Ce dispositif dit « extra-budgétaire » n'est toutefois pas indolore : les fournisseurs d'énergie répercutent son coût sur l'ensemble des consommateurs.

Une obligation pour les vendeurs d'énergie

Créé par la loi POPE de juillet 2005(1), le dispositif des certificats d’économies d’énergie impose aux vendeurs d’énergie (électricité, carburants, gaz, etc.), appelés « obligés » d'obtenir des CEE via différents moyens :

-une réduction de leurs propres consommations (travaux sur leurs bâtiments, transports plus économes, etc.) ;

-la réalisation pour leurs clients (ménages, collectivités territoriales ou professionnels) d'actions d’économies d’énergies, par exemple, le renforcement de l’isolation de bâtiments, l’achat de véhicules électriques, etc. ;

-l'achat de certificats à d’autres acteurs « éligibles »(obligés mais aussi d’autres personnes morales non obligées) réalisant des opérations d’économies d’énergie.

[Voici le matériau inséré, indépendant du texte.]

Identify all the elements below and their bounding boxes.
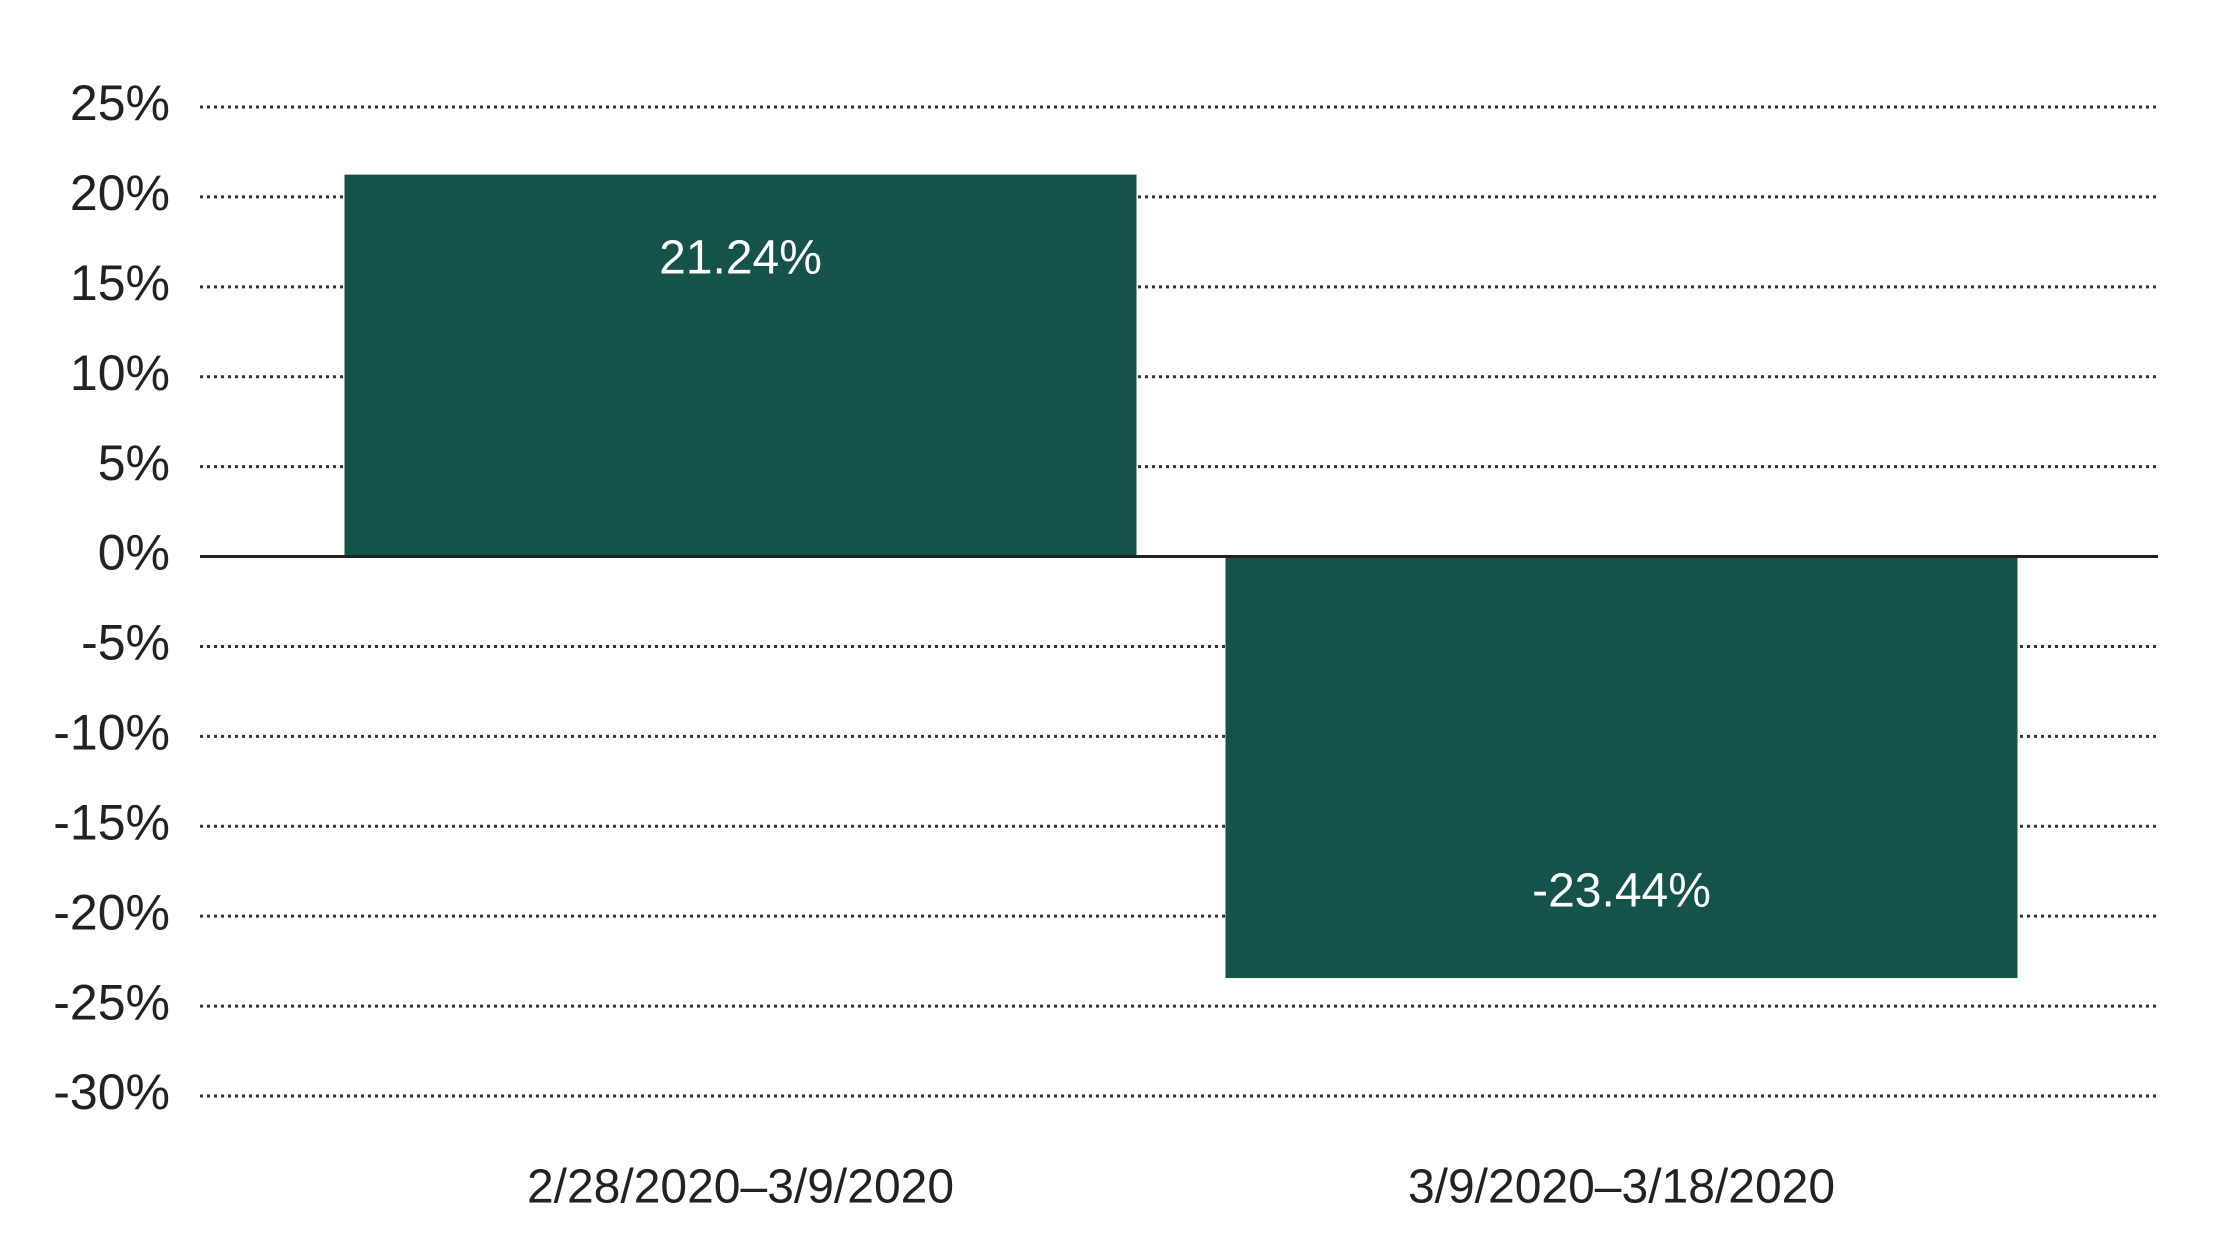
bar [344,174,1137,557]
y-tick-label: -20% [53,884,170,940]
y-tick-label: 0% [98,525,170,581]
y-tick-label: 25% [70,75,170,131]
bar [1225,556,2018,979]
x-tick-label: 2/28/2020–3/9/2020 [527,1161,954,1214]
y-tick-label: 5% [98,435,170,491]
value-label: -23.44% [1532,865,1711,918]
y-tick-label: 10% [70,345,170,401]
value-label: 21.24% [659,231,822,284]
y-tick-label: -25% [53,974,170,1030]
y-tick-label: -30% [53,1064,170,1120]
x-tick-label: 3/9/2020–3/18/2020 [1408,1161,1835,1214]
y-tick-label: -10% [53,705,170,761]
y-tick-label: 20% [70,165,170,221]
y-tick-label: -15% [53,794,170,850]
y-tick-label: 15% [70,255,170,311]
y-tick-label: -5% [81,615,170,671]
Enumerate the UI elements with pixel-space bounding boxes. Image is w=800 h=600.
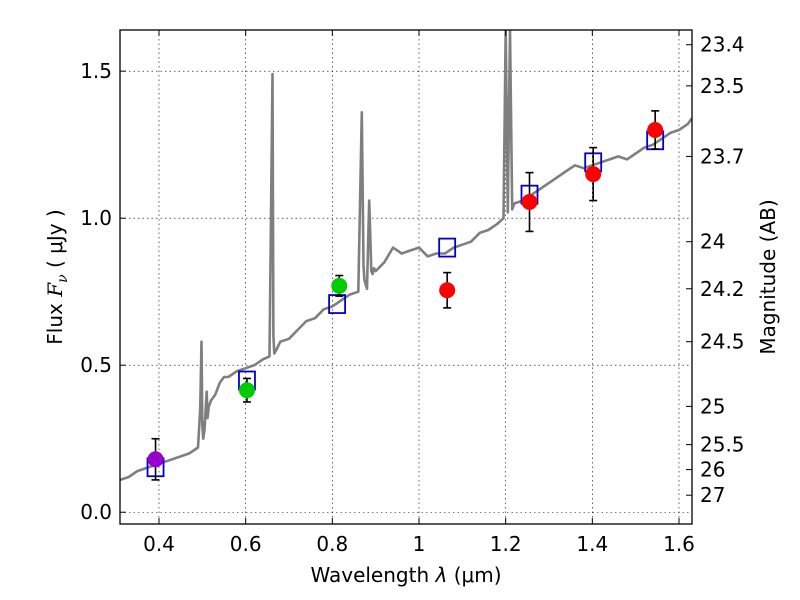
- x-tick-label: 1.6: [663, 532, 695, 556]
- y2-tick-label: 23.5: [700, 74, 745, 98]
- axes-frame: [119, 29, 693, 525]
- ticks: 0.4 0.6 0.8 1 1.2 1.4 1.6 0.0 0.5 1.0 1.5 23.4 23.5 2…: [80, 30, 745, 556]
- observed-red-point: [439, 282, 456, 299]
- y2-tick-label: 23.4: [700, 33, 745, 57]
- y-tick-label: 0.0: [80, 500, 112, 524]
- plot-area: [120, 30, 692, 482]
- series-group: [120, 30, 692, 482]
- x-axis-title: Wavelength λ (μm): [310, 563, 501, 587]
- x-tick-label: 0.8: [316, 532, 348, 556]
- observed-green-point: [238, 382, 255, 399]
- x-tick-label: 1.4: [576, 532, 608, 556]
- y-tick-label: 0.5: [80, 353, 112, 377]
- y2-tick-label: 24.5: [700, 330, 745, 354]
- observed-green-point: [331, 277, 348, 294]
- y-tick-label: 1.0: [80, 206, 112, 230]
- y2-axis-title: Magnitude (AB): [756, 199, 780, 354]
- x-tick-label: 0.4: [143, 532, 175, 556]
- x-tick-label: 1: [413, 532, 426, 556]
- y2-tick-label: 24: [700, 230, 725, 254]
- observed-red-point: [585, 166, 602, 183]
- x-tick-label: 0.6: [230, 532, 262, 556]
- model-photometry-square: [328, 294, 347, 314]
- model-spectrum-line: [120, 30, 692, 482]
- y2-tick-label: 23.7: [700, 144, 745, 168]
- y2-tick-label: 25.5: [700, 433, 745, 457]
- observed-red-point: [647, 121, 664, 138]
- y-axis-title: Flux Fν ( μJy ): [43, 209, 71, 344]
- y2-tick-label: 24.2: [700, 277, 745, 301]
- y2-tick-label: 25: [700, 394, 725, 418]
- x-tick-label: 1.2: [490, 532, 522, 556]
- observed-violet-point: [147, 451, 164, 468]
- observed-red-point: [521, 194, 538, 211]
- y2-tick-label: 27: [700, 483, 725, 507]
- model-photometry-square: [438, 237, 457, 258]
- y-tick-label: 1.5: [80, 59, 112, 83]
- y2-tick-label: 26: [700, 458, 725, 482]
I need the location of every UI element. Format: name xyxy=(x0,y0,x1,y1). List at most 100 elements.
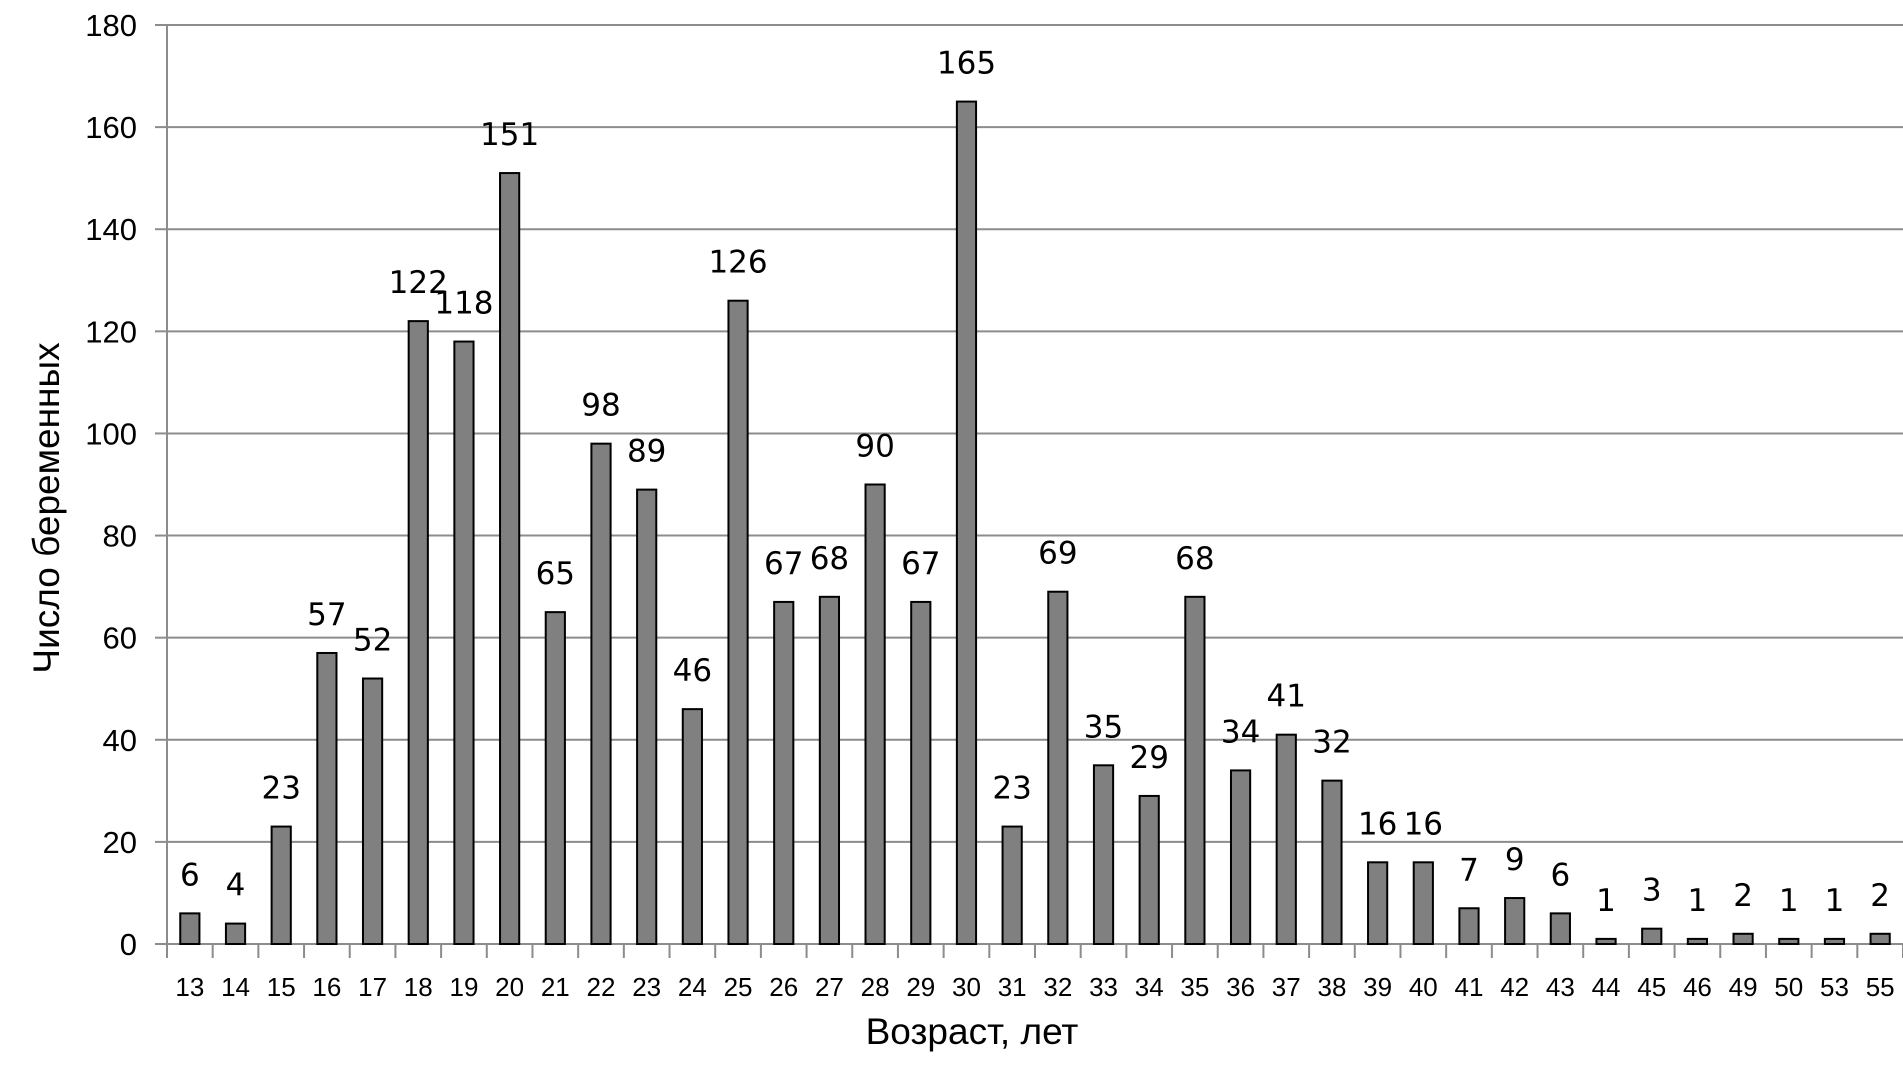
x-tick-label: 31 xyxy=(998,972,1027,1002)
x-tick-label: 37 xyxy=(1272,972,1301,1002)
bar xyxy=(1823,937,1846,946)
x-tick-label: 50 xyxy=(1774,972,1803,1002)
x-tick-label: 18 xyxy=(404,972,433,1002)
bar xyxy=(544,611,566,946)
x-tick-label: 38 xyxy=(1317,972,1346,1002)
x-tick-label: 30 xyxy=(952,972,981,1002)
data-label: 2 xyxy=(1733,878,1753,914)
data-label: 41 xyxy=(1267,679,1306,715)
x-tick-label: 15 xyxy=(267,972,296,1002)
data-label: 68 xyxy=(810,541,849,577)
data-label: 16 xyxy=(1358,806,1397,842)
x-tick-label: 16 xyxy=(312,972,341,1002)
data-label: 23 xyxy=(992,771,1031,807)
bar xyxy=(590,442,612,945)
x-tick-label: 23 xyxy=(632,972,661,1002)
bar xyxy=(179,912,201,945)
data-label: 1 xyxy=(1779,883,1799,919)
bar xyxy=(1138,794,1160,946)
data-label: 29 xyxy=(1129,740,1168,776)
y-tick-label: 60 xyxy=(103,621,137,656)
x-tick-label: 22 xyxy=(587,972,616,1002)
x-tick-label: 17 xyxy=(358,972,387,1002)
x-tick-label: 49 xyxy=(1729,972,1758,1002)
x-tick-label: 19 xyxy=(449,972,478,1002)
data-label: 52 xyxy=(353,623,392,659)
bar xyxy=(1001,825,1023,945)
bar xyxy=(1275,733,1297,946)
bar xyxy=(453,340,475,945)
data-label: 6 xyxy=(1551,857,1571,893)
data-label: 9 xyxy=(1505,842,1525,878)
data-label: 165 xyxy=(937,46,996,82)
bar xyxy=(1092,764,1115,945)
data-label: 118 xyxy=(434,286,493,322)
data-label: 67 xyxy=(764,546,803,582)
y-tick-label: 160 xyxy=(85,110,137,145)
bar xyxy=(1412,861,1434,945)
bar xyxy=(955,100,978,946)
bar xyxy=(1595,937,1617,946)
bar xyxy=(1047,590,1069,945)
y-tick-label: 140 xyxy=(85,212,137,247)
data-label: 126 xyxy=(708,245,767,281)
x-tick-label: 29 xyxy=(906,972,935,1002)
data-label: 32 xyxy=(1312,725,1351,761)
data-label: 35 xyxy=(1084,709,1123,745)
bar xyxy=(270,825,292,945)
x-tick-label: 42 xyxy=(1500,972,1529,1002)
data-label: 65 xyxy=(536,556,575,592)
bar xyxy=(636,488,658,945)
bar xyxy=(1229,769,1252,946)
y-tick-label: 100 xyxy=(85,416,137,451)
bar xyxy=(1869,932,1891,945)
data-label: 68 xyxy=(1175,541,1214,577)
x-tick-label: 24 xyxy=(678,972,707,1002)
x-tick-label: 44 xyxy=(1592,972,1621,1002)
y-axis-ticks: 0 20 40 60 80 100 120 140 160 180 xyxy=(85,8,167,962)
data-label: 46 xyxy=(673,653,712,689)
bar xyxy=(818,595,841,945)
data-label: 69 xyxy=(1038,536,1077,572)
data-label: 4 xyxy=(226,868,246,904)
x-tick-label: 20 xyxy=(495,972,524,1002)
x-tick-label: 53 xyxy=(1820,972,1849,1002)
x-tick-label: 45 xyxy=(1637,972,1666,1002)
y-tick-label: 0 xyxy=(120,927,137,962)
bar xyxy=(316,651,338,945)
x-tick-label: 14 xyxy=(221,972,250,1002)
x-tick-label: 39 xyxy=(1363,972,1392,1002)
x-tick-label: 21 xyxy=(541,972,570,1002)
bar xyxy=(361,677,384,945)
x-tick-label: 25 xyxy=(724,972,753,1002)
x-tick-label: 43 xyxy=(1546,972,1575,1002)
data-label: 57 xyxy=(307,597,346,633)
bars xyxy=(179,100,1891,946)
y-tick-label: 120 xyxy=(85,314,137,349)
bar xyxy=(864,483,886,945)
x-tick-label: 34 xyxy=(1135,972,1164,1002)
bar xyxy=(1458,907,1480,945)
data-label: 1 xyxy=(1688,883,1708,919)
bar xyxy=(910,600,932,946)
data-label: 34 xyxy=(1221,714,1260,750)
data-label: 3 xyxy=(1642,873,1662,909)
bar xyxy=(224,922,247,945)
y-tick-label: 180 xyxy=(85,8,137,43)
bar xyxy=(773,600,795,946)
y-tick-label: 80 xyxy=(103,519,137,554)
data-label: 89 xyxy=(627,434,666,470)
x-tick-label: 27 xyxy=(815,972,844,1002)
x-tick-label: 13 xyxy=(175,972,204,1002)
x-tick-label: 33 xyxy=(1089,972,1118,1002)
x-tick-label: 36 xyxy=(1226,972,1255,1002)
data-label: 1 xyxy=(1596,883,1616,919)
x-tick-label: 26 xyxy=(769,972,798,1002)
x-tick-label: 32 xyxy=(1043,972,1072,1002)
data-label: 151 xyxy=(480,117,539,153)
y-axis-title: Число беременных xyxy=(26,342,67,674)
data-label: 98 xyxy=(581,388,620,424)
x-tick-label: 35 xyxy=(1180,972,1209,1002)
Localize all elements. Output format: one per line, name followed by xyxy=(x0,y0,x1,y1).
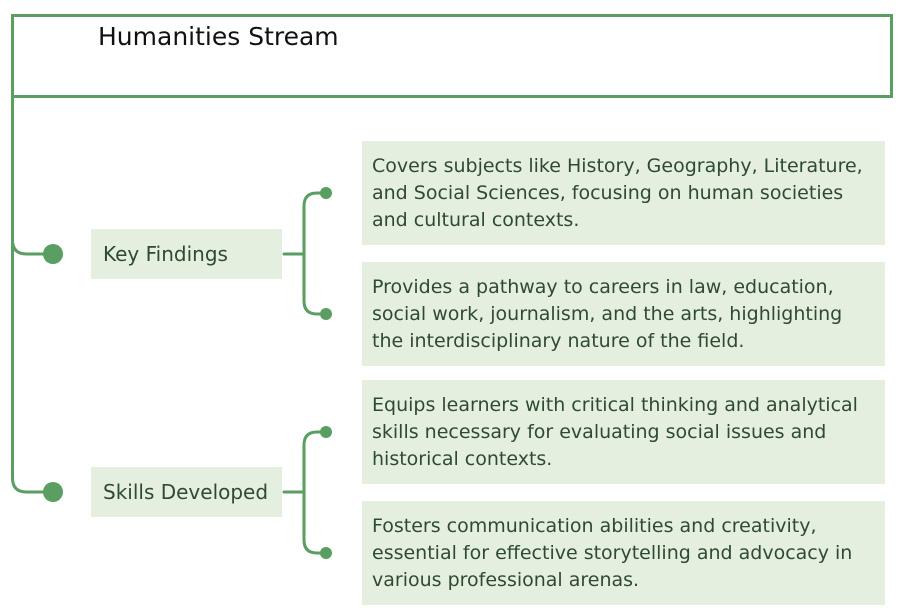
trunk-line xyxy=(11,90,55,494)
diagram-title: Humanities Stream xyxy=(98,22,339,51)
bracket-skills-developed xyxy=(282,430,328,555)
leaf-box: Equips learners with critical thinking a… xyxy=(362,380,885,484)
trunk-branch-key-findings xyxy=(11,238,55,256)
leaf-dot xyxy=(320,426,332,438)
leaf-box: Covers subjects like History, Geography,… xyxy=(362,141,885,245)
node-dot-key-findings xyxy=(43,244,63,264)
leaf-dot xyxy=(320,547,332,559)
leaf-box: Fosters communication abilities and crea… xyxy=(362,501,885,605)
leaf-box: Provides a pathway to careers in law, ed… xyxy=(362,262,885,366)
node-dot-skills-developed xyxy=(43,482,63,502)
branch-key-findings: Key Findings xyxy=(91,229,282,279)
leaf-dot xyxy=(320,187,332,199)
bracket-key-findings xyxy=(282,191,328,316)
branch-skills-developed: Skills Developed xyxy=(91,467,282,517)
leaf-dot xyxy=(320,308,332,320)
title-box xyxy=(11,14,893,98)
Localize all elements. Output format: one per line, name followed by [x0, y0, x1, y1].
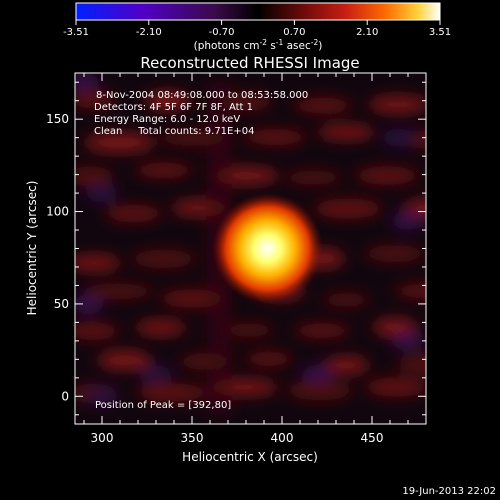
peak-position-label: Position of Peak = [392,80]	[95, 400, 231, 411]
annotation-clean: Clean Total counts: 9.71E+04	[94, 126, 254, 137]
x-axis-label: Heliocentric X (arcsec)	[182, 450, 318, 464]
x-tick-label: 350	[181, 431, 204, 445]
annotation-detectors: Detectors: 4F 5F 6F 7F 8F, Att 1	[94, 102, 253, 113]
annotation-energy: Energy Range: 6.0 - 12.0 keV	[94, 114, 240, 125]
colorbar	[75, 2, 441, 21]
x-tick-label: 400	[271, 431, 294, 445]
y-axis: 0 50 100 150	[46, 81, 426, 416]
y-axis-label: Heliocentric Y (arcsec)	[25, 181, 39, 316]
peak-source	[212, 193, 324, 304]
timestamp: 19-Jun-2013 22:02	[402, 486, 496, 497]
x-tick-label: 300	[91, 431, 114, 445]
colorbar-unit-label: (photons cm-2 s-1 asec-2)	[194, 38, 323, 52]
colorbar-tick-label: 3.51	[429, 27, 451, 38]
annotation-time-range: 8-Nov-2004 08:49:08.000 to 08:53:58.000	[96, 90, 308, 101]
colorbar-ticks: -3.51 -2.10 -0.70 0.70 2.10 3.51	[63, 20, 451, 38]
colorbar-tick-label: -2.10	[136, 27, 162, 38]
chart-title: Reconstructed RHESSI Image	[140, 54, 359, 72]
colorbar-tick-label: 2.10	[356, 27, 378, 38]
y-tick-label: 50	[54, 297, 69, 311]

Les fournisseurs « obligés » ont tous des objectifs différents qui sont calculés au prorata de leurs ventes d’énergie aux consommateurs finaux. Concrètement, ces CEE se traduisent ainsi par un volume d'énergie épargnée à atteindre (comptabilisé en « MWh Cumac » pour « cumulé et actualisé ») pour chaque vendeur d'énergie « obligé ». Des entreprises intermédiaires aident les acteurs obligés à respecter leurs obligations et ceux éligibles à valoriser leurs actions d’économies. 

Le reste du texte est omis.